Alzheimer’s-related plaques appear in brains of symptom-free adults

November 16, 2008

Fluorine-18 Pittsburgh Compound B, an imaging agent that could facilitate the early diagnosis of Alzheimer’s disease, has been used to identify amyloid deposition in the brains of cognitively normal adults.

Fluorine-18 Pittsburgh Compound B, an imaging agent that could facilitate the early diagnosis of Alzheimer's disease, has been used to identify amyloid deposition in the brains of cognitively normal adults.

The findings could not only shed more light on how the illness progresses, but also open the door to possible prevention strategies, said senior investigator Dr. William E. Klunk, a professor of psychiatry and neurology at the University of Pittsburgh School of Medicine. They were reported in the November issue of the Archives of Neurology (2008;65[11]:1509-1517).
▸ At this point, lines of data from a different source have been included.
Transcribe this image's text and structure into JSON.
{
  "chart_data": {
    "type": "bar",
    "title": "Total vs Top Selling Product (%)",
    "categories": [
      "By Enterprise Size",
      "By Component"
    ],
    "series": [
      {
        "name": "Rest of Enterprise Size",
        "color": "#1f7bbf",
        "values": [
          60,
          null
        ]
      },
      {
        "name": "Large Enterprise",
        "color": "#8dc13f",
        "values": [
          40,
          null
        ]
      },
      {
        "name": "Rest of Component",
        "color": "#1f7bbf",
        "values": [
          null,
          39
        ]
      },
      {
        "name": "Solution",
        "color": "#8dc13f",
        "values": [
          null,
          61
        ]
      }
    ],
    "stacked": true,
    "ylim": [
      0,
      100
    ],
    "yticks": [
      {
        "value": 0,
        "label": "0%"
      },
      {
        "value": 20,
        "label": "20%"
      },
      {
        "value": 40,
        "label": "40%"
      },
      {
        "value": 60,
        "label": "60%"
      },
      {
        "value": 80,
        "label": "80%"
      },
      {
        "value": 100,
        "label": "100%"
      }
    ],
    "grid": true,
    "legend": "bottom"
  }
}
Klunk and colleague Chester A. Mathis, Ph.D., a professor of radiology and pharmaceutical sciences at Pitt, invented carbon-11 PIB, a radiopharmaceutical PET probe that binds to certain forms of amyloid protein plaques thought to destroy brain cells and considered a pathophysiological characteristic of Alzheimer's disease.

Before C-11 PIB PET/CT imaging, the deposits could be identified only during autopsy to confirm the diagnosis in hindsight.

The study, led by Dr. Howard J. Aizenstein, an associate professor of psychiatry and bioengineering at Pitt, identified amyloid deposits in the brains of nine of 43 volunteers (21%), aged 65 to 88 years, who showed no signs of cognitive deterioration associated with Alzheimer's disease or mild cognitive impairment, a suspected precursor of the disease.

The findings suggest that some elderly people harbor the early amyloid deposits but no visible symptoms of Alzheimer's disease.

"That means we might have a window of opportunity to slow or stop the process," Klunk said.

One surprising finding was that detailed tests of brain function showed no decrease in functioning among participants whose scans revealed the presence of the Alzheimer-associated amyloid deposits. The tests were conducted by study coauthors Robert D. Nebes, Ph.D., a professor of psychiatry, and Judith Saxton, Ph.D., an associate professor of neurology and psychiatry, both at the University of Pittsburgh.

"The good news is it appears the brain can tolerate these plaques for years before the effects are apparent," Klunk said. "The bad news is that by the time the symptoms emerge, the disease has had perhaps a 10-year head start."

Klunk and colleagues suspect that people with amyloid deposits and normal brain functioning have a high risk for the future development of Alzheimer's disease in the future. Definitive evidence demonstrating this hypothesis has yet to be collected, however.

"We simply do not yet know what a positive PIB scan means in a normal individual," Klunk said.

University of Pittsburgh researchers plan to track the study subjects over time to more fully understand how the presence of amyloid deposits translates into future risk for Alzheimer's disease.